The report found most K-town restaurant workers work full-time and earn low wages and for some, wage theft remains a reality. "We see more of the egregious workplace issues and wage theft in the larger establishments," said Collins.
Some examples of wage theft include unpaid overtime, lack of breaks, pay below the minimum wage, and tip theft. "Tip stealing is a very specific kind of wage theft that is a lot harder to catch and enforce against because it doesn't show up on pay stubs," said Collins. "Tips are pooled by management at the end of the night in these restaurants," he said, adding, "What we saw is that a lot of times, they were pulling tips and then using it as a way to kind of give favor to some workers and punish others."
Eun Sun Choi earns the minimum wage at a restaurant she's worked at for five years. Choi says she's very happy, although the work can be hard, and enjoys meeting a lot of Koreans. Choi and her husband are able to make ends meet by living about 20 miles away from work and living frugally. The couple was able to purchase a home a long time ago, said Choi.

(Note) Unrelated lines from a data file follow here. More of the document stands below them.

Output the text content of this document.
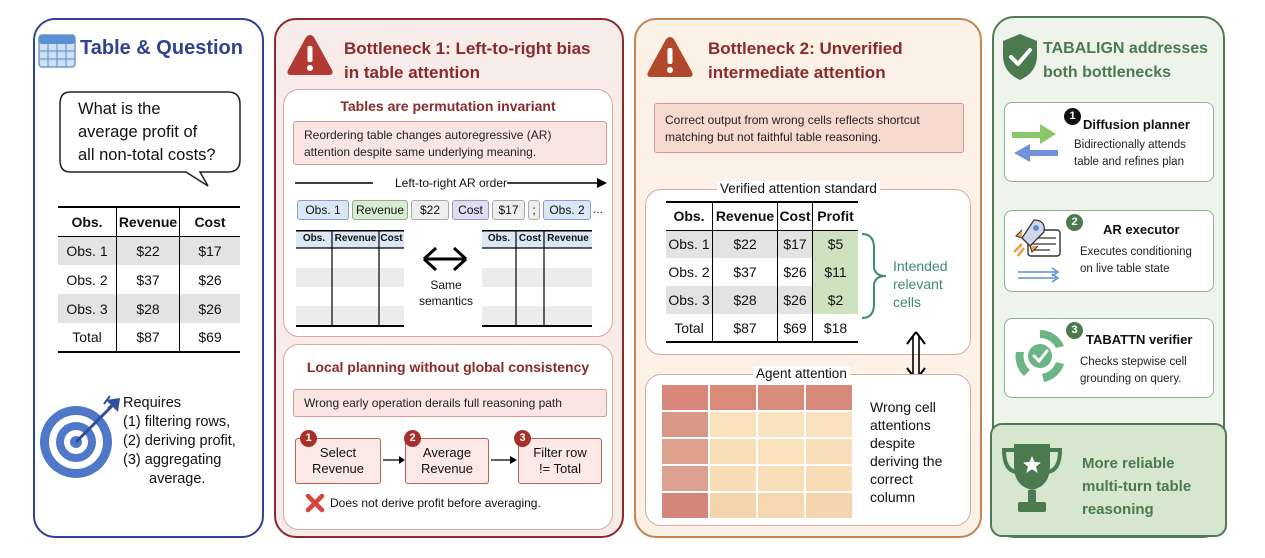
Table & Question
What is the
average profit of
all non-total costs?
Obs.	Revenue	Cost
Obs. 1	$22	$17
Obs. 2	$37	$26
Obs. 3	$28	$26
Total	$87	$69
Requires
(1) filtering rows,
(2) deriving profit,
(3) aggregating
average.
Bottleneck 1: Left-to-right bias
in table attention
Tables are permutation invariant
Reordering table changes autoregressive (AR)
attention despite same underlying meaning.
Left-to-right AR order
Obs. 1	Revenue	$22	Cost	$17	;	Obs. 2 ...
Obs. Revenue Cost	Obs. Cost Revenue
Same
semantics
Local planning without global consistency
Wrong early operation derails full reasoning path
Select
Revenue
Average
Revenue
Filter row
!= Total
1	2	3
Does not derive profit before averaging.
Bottleneck 2: Unverified
intermediate attention
Correct output from wrong cells reflects shortcut
matching but not faithful table reasoning.
Verified attention standard
Obs.	Revenue	Cost	Profit
Obs. 1	$22	$17	$5
Obs. 2	$37	$26	$11
Obs. 3	$28	$26	$2
Total	$87	$69	$18
Intended
relevant
cells
Agent attention
Wrong cell
attentions
despite
deriving the
correct
column
TABALIGN addresses
both bottlenecks
1
Diffusion planner
Bidirectionally attends
table and refines plan
2	AR executor
Executes conditioning
on live table state
3
TABATTN verifier
Checks stepwise cell
grounding on query.
More reliable
multi-turn table
reasoning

She's is mindful of the challenges of restaurant owners, while expressing concern for co-workers who can barely afford rent. Choi said she knows of one family of four adults that rent a single room in a home.
The report found that Koreatown's restaurant workers -- who are predominantly immigrants -- are housing insecure. More than half of the housing units they occupy are overcrowded, and more than half of workers are at or below 200% of the poverty threshold.
"We also see a wage ceiling whether you've worked two months or 10 years in one of these restaurants, you're still paid the bare minimum," said Collins.
Jesus Alberto Vicente and each of the other five family members in his home work two jobs in restaurants. Vicente said he is tired. His workday begins at 7:30 A.M. and wraps up around 10:00 P.M, 11:00 P.M. or midnight.
The authors of the report said some businesses are doing a good job. The report featured small business Open Market. "A good example of an employer that treats their workers with dignity and respect and also pays them a fair wage," said Collins.
Among other things, the report recommends strengthening partnerships between worker centers and enforcement agencies, establishing an industry board to set and enforce minimum wage standards specifically for Koreatown's restaurant sector, and integrating workplace justice into homelessness prevention strategies.
"For those workers that are older, that have worked in an industry for decades, that has not really provided them with like, a nest egg to be able to retire with, they are really at risk of becoming unhoused, once they are no longer able to work," said Collins.